Als sie die Stammzellen im Dünn- und Dickdarm untersuchten, waren die Wissenschafter zunächst verblüfft. „Normalerweise denken wir, dass Stammzellen durch intrinsische biochemische Eigenschaften einer Zelle bestimmt werden – so etwas wie ein biochemischer Marker, den wir identifizieren können“, fährt Corominas-Murtra fort. “Wir fanden heraus, dass unter den Zellen, die diesen traditionellen Stammzellmarker hatten, viele von ihnen nie wirklich als Stammzellen funktionierten. Stattdessen werden sie aus den Krypten verdrängt und entsorgt, ohne überhaupt zur langfristigen Erneuerung des Darms beizutragen. Wir sahen auch, dass die klassischen Marker zwar etwa die gleiche Anzahl von Stammzellen im Dünn- und Dickdarm vorhersagten, dass aber im Dünndarm etwa doppelt so viele von ihnen tatsächlich als Stammzellen arbeiteten wie im Dickdarm.“ Die Forschenden wollten daher verstehen, was für ein Mechanismus bestimmt, welche Zellen tatsächlich als Stammzellen fungieren. Sie fanden einen überraschenden neuen Mechanismus, der die Stammzellen in den Krypten reguliert.

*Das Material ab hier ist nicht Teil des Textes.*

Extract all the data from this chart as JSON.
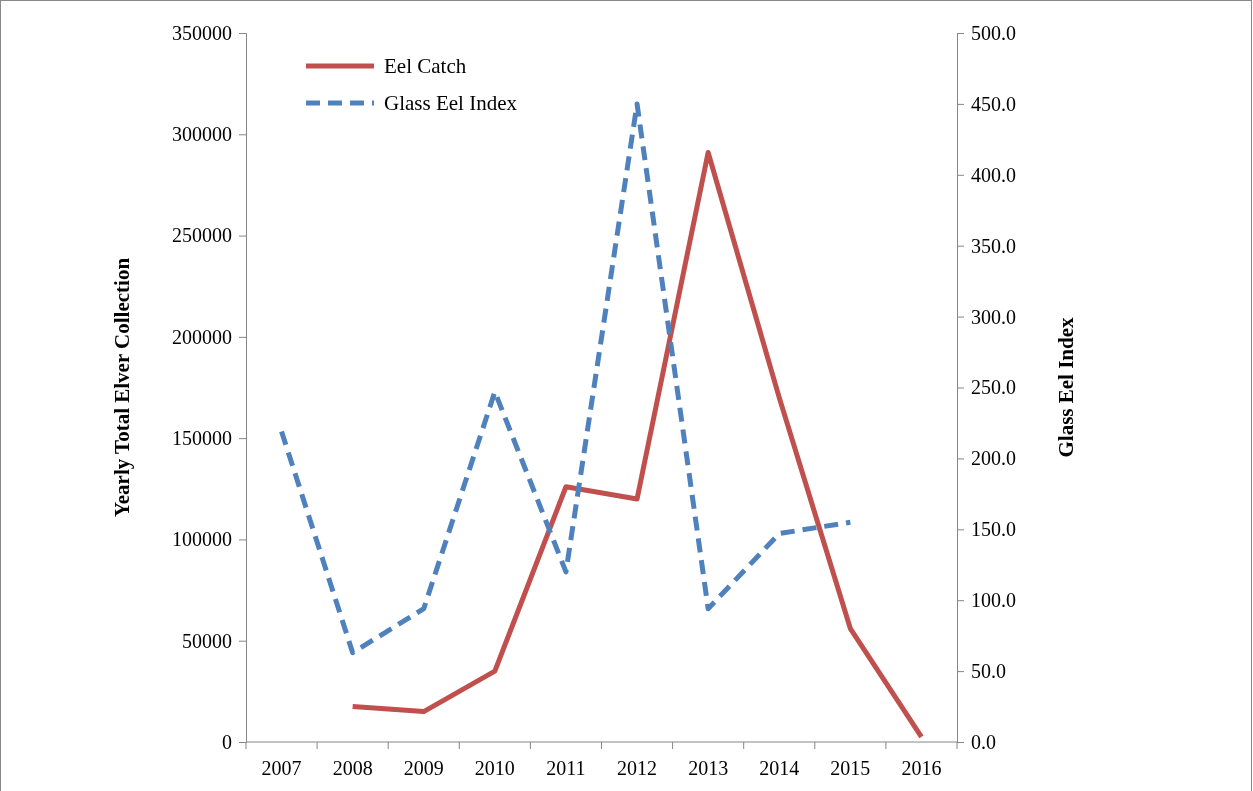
{
  "chart_data": {
    "type": "line",
    "categories": [
      "2007",
      "2008",
      "2009",
      "2010",
      "2011",
      "2012",
      "2013",
      "2014",
      "2015",
      "2016"
    ],
    "ylabel": "Yearly Total Elver Collection",
    "y2label": "Glass Eel Index",
    "ylim": [
      0,
      350000
    ],
    "yticks": [
      0,
      50000,
      100000,
      150000,
      200000,
      250000,
      300000,
      350000
    ],
    "y2lim": [
      0,
      500
    ],
    "y2ticks": [
      {
        "value": 0,
        "label": "0.0"
      },
      {
        "value": 50,
        "label": "50.0"
      },
      {
        "value": 100,
        "label": "100.0"
      },
      {
        "value": 150,
        "label": "150.0"
      },
      {
        "value": 200,
        "label": "200.0"
      },
      {
        "value": 250,
        "label": "250.0"
      },
      {
        "value": 300,
        "label": "300.0"
      },
      {
        "value": 350,
        "label": "350.0"
      },
      {
        "value": 400,
        "label": "400.0"
      },
      {
        "value": 450,
        "label": "450.0"
      },
      {
        "value": 500,
        "label": "500.0"
      }
    ],
    "legend": "top left",
    "grid": false,
    "series": [
      {
        "name": "Eel Catch",
        "color": "#c0504d",
        "line_style": "solid",
        "values": [
          null,
          17500,
          15000,
          35000,
          126000,
          120000,
          291000,
          170000,
          56000,
          2500
        ]
      },
      {
        "name": "Glass Eel Index",
        "color": "#4f81bd",
        "line_style": "dashed",
        "axis": "y2",
        "values": [
          219,
          63,
          94,
          247,
          120,
          450,
          94,
          147,
          155,
          null
        ]
      }
    ]
  }
}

„Wir haben herausgefunden, dass es auf den Standort ankommt, ob eine Zelle als Stammzelle funktioniert oder nicht. Die Zellen im Darmepithel werden nicht nur von den Zellteilungen aus der Krypta herausgeschoben – wie auf einem Fließband –, sondern es ist noch eine andere Art von Bewegung im Spiel“, erklärt Corominas-Murtra. Die Wissenschafter fanden heraus, dass sich Zellen im Darmepithel auch aktiv in zufällige Richtungen bewegen – gewissermaßen vor und zurück auf dem Förderband. Auf diese Weise können Zellen, die bereits ein kleines Stück entlang des Förderbands geschoben wurden, wieder an der Basis der Krypta landen. Dort können sie dann erneut als Stammzellen fungieren, um sich zu teilen und das Darmepithel zu erneuern.

Edouard Hannezo erklärt die möglichen Auswirkungen dieser Ergebnisse: „Diese Bewegungen stellen einen neuen Mechanismus basierend auf der Umgebung dar, der bestimmt, welche Zellen funktionell als Stammzellen fungieren können. Im Dünndarm ist das molekulare Signal, das diese Bewegungen steuert, stärker als im Dickdarm, sodass die Zellen häufiger in die Krypta zurückwandern können. Dies erklärt, warum es im Dünndarm mehr tatsächlich funktionierende Stammzellen gibt als im Dickdarm. Dies könnte große Auswirkungen auf unser Verständnis davon haben, was eine Stammzelle eigentlich ist und wie man sie in der Medizin einsetzen kann.“

Diese Erkenntnis stützt sich auf frühere Ergebnisse von Corominas-Murtra und Hannezo am ISTA und die Arbeit der Van-Rheenen-Gruppe. Ursprünglich aus der Physik kommend, entwickelten Corominas-Murtra und Hannezo ein komplexes mathematisches Modell des Darmepithels, das die Bewegung der Zellen sowohl von der Krypta weg als auch zurück zu ihr abbildet. Mit Hilfe ihres Modells konnten sie die Anzahl der tatsächlich funktionierenden Stammzellen in Dünn- und Dickdarm vorhersagen. Eine Reihe anderer Forschergruppen aus ganz Europa entwickelte Experimente mit den neuesten Methoden der Mikroskopie und Genetik, um die Vorhersagen zu testen, und sie erwiesen sich als zutreffend. Sie versuchten sogar, das chemische Signal in den Krypten zu hemmen und stellten fest, dass sich dadurch die Anzahl der funktionierenden Stammzellen wie vorhergesagt reduzierte.